Background image HPI with color gradient

New book chapter contributed to "Enterprise AI"

Authors

Lisa Ehrlinger and Felix Naumann

Abstract

The predominant shift from model-centric AI to data-centric AI matches well the needs of enterprises seeking to use and improve AI applications. Several studies show the large amount of time that data scientists spend on searching and cleaning datasets in practical scenarios, instead of designing and training machine learning (ML) models. This imbalance is partially caused by the fact that data is often distributed over different locations in enterprises, is stored in different formats, is heterogeneous, and has varying information quality. The form and speed of data ingestion also influence the types of ML models required for analysis. To ensure high-quality results by ML models, one must first ensure that the data at hand is fit for the intended purpose, i.e., that it is of high quality relative to the task at hand.

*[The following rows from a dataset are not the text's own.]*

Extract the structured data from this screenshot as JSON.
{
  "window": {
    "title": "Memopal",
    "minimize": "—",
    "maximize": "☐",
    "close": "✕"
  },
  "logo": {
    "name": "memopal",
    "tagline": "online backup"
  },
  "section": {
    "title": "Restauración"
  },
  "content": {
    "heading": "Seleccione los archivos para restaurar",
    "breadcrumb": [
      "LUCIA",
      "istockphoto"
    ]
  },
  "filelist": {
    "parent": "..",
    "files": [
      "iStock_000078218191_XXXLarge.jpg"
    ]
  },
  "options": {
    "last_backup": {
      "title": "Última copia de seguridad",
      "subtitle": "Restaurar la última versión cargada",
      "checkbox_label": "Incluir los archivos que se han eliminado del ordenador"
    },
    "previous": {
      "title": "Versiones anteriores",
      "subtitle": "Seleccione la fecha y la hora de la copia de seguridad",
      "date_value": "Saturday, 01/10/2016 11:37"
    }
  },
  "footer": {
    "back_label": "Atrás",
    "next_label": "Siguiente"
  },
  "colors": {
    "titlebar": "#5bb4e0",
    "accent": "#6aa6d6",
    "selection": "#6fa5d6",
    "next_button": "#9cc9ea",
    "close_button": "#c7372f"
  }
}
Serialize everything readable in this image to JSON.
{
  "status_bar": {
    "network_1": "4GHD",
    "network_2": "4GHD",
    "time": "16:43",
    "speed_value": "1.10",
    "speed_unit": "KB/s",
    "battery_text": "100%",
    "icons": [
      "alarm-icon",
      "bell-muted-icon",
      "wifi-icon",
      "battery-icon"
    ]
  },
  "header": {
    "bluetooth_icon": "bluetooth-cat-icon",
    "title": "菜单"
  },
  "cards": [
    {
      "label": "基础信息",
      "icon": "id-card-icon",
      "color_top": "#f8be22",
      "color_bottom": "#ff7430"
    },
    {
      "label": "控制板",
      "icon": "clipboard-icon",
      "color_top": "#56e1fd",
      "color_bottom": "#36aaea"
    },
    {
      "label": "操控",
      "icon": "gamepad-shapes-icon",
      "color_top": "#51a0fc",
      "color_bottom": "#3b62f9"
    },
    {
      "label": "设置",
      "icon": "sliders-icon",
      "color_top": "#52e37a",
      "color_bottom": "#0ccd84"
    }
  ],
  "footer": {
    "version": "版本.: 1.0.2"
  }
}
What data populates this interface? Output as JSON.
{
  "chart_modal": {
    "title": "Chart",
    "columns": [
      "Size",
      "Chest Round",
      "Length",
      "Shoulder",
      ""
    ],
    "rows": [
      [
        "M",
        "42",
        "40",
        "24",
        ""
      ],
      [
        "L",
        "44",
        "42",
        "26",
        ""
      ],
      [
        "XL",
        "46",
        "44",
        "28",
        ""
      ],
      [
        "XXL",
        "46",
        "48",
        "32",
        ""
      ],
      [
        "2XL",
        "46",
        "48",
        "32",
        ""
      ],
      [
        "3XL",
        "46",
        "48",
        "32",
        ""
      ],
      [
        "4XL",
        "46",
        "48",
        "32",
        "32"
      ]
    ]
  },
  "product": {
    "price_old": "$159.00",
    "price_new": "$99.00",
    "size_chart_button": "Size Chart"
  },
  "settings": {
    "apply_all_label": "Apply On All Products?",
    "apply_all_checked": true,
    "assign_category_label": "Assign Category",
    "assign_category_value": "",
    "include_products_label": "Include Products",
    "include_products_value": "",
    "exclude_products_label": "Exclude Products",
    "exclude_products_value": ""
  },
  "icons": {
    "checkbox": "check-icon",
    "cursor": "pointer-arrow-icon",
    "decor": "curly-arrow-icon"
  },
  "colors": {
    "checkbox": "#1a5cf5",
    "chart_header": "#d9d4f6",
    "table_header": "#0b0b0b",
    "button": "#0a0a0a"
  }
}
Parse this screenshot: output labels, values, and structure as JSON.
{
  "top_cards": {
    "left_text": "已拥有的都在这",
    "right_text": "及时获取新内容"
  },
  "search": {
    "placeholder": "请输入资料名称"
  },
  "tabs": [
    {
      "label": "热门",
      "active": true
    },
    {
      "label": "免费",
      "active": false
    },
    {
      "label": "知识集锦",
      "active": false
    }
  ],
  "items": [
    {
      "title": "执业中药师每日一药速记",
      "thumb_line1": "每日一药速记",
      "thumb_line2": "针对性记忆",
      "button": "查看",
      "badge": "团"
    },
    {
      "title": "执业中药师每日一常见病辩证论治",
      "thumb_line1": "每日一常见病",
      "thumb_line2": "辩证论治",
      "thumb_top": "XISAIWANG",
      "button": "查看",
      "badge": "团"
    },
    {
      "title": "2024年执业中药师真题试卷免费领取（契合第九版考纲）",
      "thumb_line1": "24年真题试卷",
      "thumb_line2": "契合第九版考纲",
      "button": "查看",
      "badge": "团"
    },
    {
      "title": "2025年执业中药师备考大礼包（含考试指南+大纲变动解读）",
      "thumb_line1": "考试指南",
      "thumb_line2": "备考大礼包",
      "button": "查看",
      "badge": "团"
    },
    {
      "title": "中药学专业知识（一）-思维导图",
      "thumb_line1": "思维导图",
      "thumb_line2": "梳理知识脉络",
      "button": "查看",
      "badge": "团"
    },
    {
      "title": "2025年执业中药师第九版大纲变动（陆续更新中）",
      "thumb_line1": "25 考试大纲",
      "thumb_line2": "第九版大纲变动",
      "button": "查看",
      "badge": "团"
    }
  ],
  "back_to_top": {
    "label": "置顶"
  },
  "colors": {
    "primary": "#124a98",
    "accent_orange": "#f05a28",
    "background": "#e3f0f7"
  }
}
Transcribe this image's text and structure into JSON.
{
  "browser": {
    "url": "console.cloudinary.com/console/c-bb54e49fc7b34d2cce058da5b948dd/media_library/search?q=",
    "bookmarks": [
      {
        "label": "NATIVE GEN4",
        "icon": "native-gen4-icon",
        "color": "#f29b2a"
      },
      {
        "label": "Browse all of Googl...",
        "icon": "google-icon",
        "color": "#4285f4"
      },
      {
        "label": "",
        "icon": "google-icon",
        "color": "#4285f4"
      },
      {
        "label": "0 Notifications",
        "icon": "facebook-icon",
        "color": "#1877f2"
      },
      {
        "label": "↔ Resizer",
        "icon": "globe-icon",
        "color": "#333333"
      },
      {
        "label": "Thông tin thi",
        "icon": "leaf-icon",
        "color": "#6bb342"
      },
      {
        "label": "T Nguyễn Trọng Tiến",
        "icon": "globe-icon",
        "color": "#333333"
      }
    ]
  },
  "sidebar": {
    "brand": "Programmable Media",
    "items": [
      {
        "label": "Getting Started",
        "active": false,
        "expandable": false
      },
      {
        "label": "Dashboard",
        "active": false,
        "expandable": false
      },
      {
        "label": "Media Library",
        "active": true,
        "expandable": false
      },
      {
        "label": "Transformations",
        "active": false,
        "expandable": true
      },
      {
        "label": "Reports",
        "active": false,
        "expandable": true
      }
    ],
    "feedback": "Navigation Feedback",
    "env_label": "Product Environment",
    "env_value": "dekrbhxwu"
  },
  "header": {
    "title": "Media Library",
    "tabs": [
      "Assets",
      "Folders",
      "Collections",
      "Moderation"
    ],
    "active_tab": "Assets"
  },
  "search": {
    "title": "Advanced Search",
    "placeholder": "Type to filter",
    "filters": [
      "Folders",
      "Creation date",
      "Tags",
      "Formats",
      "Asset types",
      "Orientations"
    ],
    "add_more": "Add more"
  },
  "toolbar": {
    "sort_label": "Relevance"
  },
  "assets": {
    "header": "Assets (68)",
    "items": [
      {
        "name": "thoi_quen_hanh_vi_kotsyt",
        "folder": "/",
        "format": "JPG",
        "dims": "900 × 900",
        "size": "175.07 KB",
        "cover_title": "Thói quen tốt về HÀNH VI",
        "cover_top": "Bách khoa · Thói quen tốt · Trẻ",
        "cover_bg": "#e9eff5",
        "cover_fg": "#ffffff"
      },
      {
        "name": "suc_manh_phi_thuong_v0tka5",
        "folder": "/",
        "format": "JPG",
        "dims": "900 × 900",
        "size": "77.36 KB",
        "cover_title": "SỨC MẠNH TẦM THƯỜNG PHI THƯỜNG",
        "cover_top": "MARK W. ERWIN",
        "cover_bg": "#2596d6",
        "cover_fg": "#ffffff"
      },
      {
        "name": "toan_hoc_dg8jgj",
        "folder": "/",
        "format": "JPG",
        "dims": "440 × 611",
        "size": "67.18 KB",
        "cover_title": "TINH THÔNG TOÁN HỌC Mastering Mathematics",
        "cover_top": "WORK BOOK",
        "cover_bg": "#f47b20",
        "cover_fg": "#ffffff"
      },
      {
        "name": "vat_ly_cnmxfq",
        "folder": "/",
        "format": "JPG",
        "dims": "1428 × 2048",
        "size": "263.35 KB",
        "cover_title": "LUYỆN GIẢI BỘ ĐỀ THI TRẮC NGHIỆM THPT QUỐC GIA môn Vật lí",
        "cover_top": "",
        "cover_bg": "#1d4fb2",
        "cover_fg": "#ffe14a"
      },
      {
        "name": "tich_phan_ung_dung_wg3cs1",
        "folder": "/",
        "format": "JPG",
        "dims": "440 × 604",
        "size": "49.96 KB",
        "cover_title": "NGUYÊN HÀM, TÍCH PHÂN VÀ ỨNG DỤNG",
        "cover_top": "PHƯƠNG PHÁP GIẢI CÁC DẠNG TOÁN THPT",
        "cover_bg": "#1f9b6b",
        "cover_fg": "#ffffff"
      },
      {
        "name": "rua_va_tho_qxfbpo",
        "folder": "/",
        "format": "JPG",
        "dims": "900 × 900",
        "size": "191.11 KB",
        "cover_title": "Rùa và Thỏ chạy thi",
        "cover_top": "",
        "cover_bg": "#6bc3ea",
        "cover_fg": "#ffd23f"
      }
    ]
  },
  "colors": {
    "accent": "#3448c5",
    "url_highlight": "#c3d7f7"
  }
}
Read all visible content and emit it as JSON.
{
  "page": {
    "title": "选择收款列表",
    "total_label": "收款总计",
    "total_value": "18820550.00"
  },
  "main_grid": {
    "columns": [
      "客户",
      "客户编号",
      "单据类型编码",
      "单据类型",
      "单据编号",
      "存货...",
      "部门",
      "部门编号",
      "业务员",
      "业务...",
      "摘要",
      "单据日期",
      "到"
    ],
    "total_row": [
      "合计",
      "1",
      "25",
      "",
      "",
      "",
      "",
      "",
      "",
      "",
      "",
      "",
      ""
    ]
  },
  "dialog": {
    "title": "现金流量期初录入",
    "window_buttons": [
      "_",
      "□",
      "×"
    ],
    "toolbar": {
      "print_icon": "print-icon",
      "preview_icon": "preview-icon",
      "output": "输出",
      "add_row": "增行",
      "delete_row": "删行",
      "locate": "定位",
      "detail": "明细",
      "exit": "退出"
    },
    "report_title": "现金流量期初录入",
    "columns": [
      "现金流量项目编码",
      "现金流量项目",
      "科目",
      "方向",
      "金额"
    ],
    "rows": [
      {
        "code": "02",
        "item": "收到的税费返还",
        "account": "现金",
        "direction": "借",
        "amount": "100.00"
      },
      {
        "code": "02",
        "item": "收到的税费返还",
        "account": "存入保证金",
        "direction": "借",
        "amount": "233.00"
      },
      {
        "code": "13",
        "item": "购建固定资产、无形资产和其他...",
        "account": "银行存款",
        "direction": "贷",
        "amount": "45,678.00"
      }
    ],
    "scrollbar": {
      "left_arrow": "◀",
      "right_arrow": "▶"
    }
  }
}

After introducing general concepts of data quality, this book chapter reviews data quality for enterprise AI from two perspectives: (1) the data scientist perspective covering concrete methods for data preprocessing to check and improve the quality of a specific dataset at hand and (2) the management perspective covering the implementation of a continuous data quality assurance pipeline within an enterprise that accounts for long-term monitoring and root cause analysis. Although the focus will be on the first perspective, the second perspective is essential for a comprehensive AI strategy within a company. We conclude this chapter with an outlook on open challenges in the area of data quality for AI for both researchers and practitioners.